Eylül'ü bacağından çekip Anıl'dan uzaklaştırırken "Kıskandın mı sen?" dedi bana. Yalan yoktu, bazen kıskanmıyor değildim. 'Ne kıskanacağım be' diye çıkışacakken beni kolumdan tutup yanına düşürdü. "Kıskanma güzelim seni de yeriz"

Eylül, Anıl'ın beni bir kere bile öpmesine müsade etmeden hemen aramıza attı kendini. "Olmas" diye bağırmayı da ihmal etmiyordu tabii. Anıl'ı paylaşamadığımız zamanlar oluyordu ama daha çok Eylül benimle paylaşamıyordu. Onsuz sarıldığımızı görsün başlıyordu çığlık kıyamet ağlamaya ama bazen de umrunda olmuyordu. Okuduğum kitaplar ve Anıl'ın da bilgilerine göre bunlar normaldi.

"Hadi o zaman kahvaltı" diyerek ellerimi çırptım ve yataktan kalktım. Biz Eylül ile mutfağa geçtikten biraz sonra Anıl da üzerini değiştirip gelmişti. Sofraya oturmadan "Ellerine sağlık" dedi ve hazır Eylül suluğuyla ilgilenirken yanağımdan öptü. İşte şimdi gün aydı.

Yerlerimize oturduğumuzda Eylül bir ısırık aldığı salatalığı babasına uzattı. Yediği her şeyi bizim de yememiz için çok ısrarcı oluyordu. Anıl, Eylül'ün elinden salatalığı yedikten sonra sıra bana geldi.

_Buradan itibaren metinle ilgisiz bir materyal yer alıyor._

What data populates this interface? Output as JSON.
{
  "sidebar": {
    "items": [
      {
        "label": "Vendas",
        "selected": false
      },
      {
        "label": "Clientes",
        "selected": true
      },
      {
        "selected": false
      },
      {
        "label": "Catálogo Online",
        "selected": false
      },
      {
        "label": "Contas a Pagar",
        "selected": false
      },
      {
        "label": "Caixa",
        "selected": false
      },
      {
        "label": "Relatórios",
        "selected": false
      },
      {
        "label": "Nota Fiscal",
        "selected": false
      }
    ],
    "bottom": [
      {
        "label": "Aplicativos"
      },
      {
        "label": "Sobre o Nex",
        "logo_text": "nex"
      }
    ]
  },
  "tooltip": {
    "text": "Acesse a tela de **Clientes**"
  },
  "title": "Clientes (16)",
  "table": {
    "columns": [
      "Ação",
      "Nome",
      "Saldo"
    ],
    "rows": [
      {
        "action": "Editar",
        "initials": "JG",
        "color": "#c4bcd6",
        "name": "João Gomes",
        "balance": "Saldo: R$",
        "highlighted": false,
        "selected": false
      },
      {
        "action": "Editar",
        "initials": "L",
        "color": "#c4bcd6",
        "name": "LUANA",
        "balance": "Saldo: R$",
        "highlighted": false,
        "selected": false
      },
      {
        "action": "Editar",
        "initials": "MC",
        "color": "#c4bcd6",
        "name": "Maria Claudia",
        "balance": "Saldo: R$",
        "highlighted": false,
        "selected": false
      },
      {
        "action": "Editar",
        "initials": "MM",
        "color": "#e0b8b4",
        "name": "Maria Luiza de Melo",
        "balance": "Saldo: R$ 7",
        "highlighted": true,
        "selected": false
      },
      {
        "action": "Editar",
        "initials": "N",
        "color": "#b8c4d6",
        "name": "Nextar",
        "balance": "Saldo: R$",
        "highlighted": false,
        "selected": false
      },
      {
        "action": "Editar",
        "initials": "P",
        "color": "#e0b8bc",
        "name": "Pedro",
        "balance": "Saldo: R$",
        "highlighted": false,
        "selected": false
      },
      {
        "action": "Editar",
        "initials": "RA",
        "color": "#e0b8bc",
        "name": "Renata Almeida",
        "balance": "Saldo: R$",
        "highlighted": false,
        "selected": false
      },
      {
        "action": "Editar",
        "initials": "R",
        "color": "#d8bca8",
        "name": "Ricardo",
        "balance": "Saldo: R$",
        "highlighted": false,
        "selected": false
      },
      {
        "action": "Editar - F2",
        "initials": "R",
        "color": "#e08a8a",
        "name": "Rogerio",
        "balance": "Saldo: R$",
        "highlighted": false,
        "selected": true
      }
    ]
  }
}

Bende aynı şekilde salatalıktan yedim geri kalanını da neyse ki kendisi yemişti.

Eylül doyduktan sonra yemeği oyuna çevirmiş ve buna Anıl'ı da dahil etmişti. Böyle zamanlarda köşeme çekilip onları izliyordum. Hayattan en büyük zevki aldığım anlar o birkaç dakika oluyordu.    Eylül'ün ilk doğduğu günlerde ikimizin de sudan çıkmış balıktan farkı yoktu. Anıl çocuklar hakkında birçok şey biliyordu, ben hamilelik sürecinde birçok kitap okumuştum ama iş pratiğe dönünce donup kalıyordunuz. Annelerimiz ne kadar yardımcı olsa da bu süreçte çok zorlanmıştık. Uykusuzluk ilk başta çok büyük sorundu. Sırf uykusuzluk yüzünden Anıl'a durduk yere sinirlenip terslendiğim oluyordu ama o beni hep alttan almıştı. Zaman geçtikçe bir düzen oturtmuştuk. Kendimize de vakit ayırabildiğimiz ve böylelikle daha sağlıklı ilişkiler kurabildiğimiz bir düzendi.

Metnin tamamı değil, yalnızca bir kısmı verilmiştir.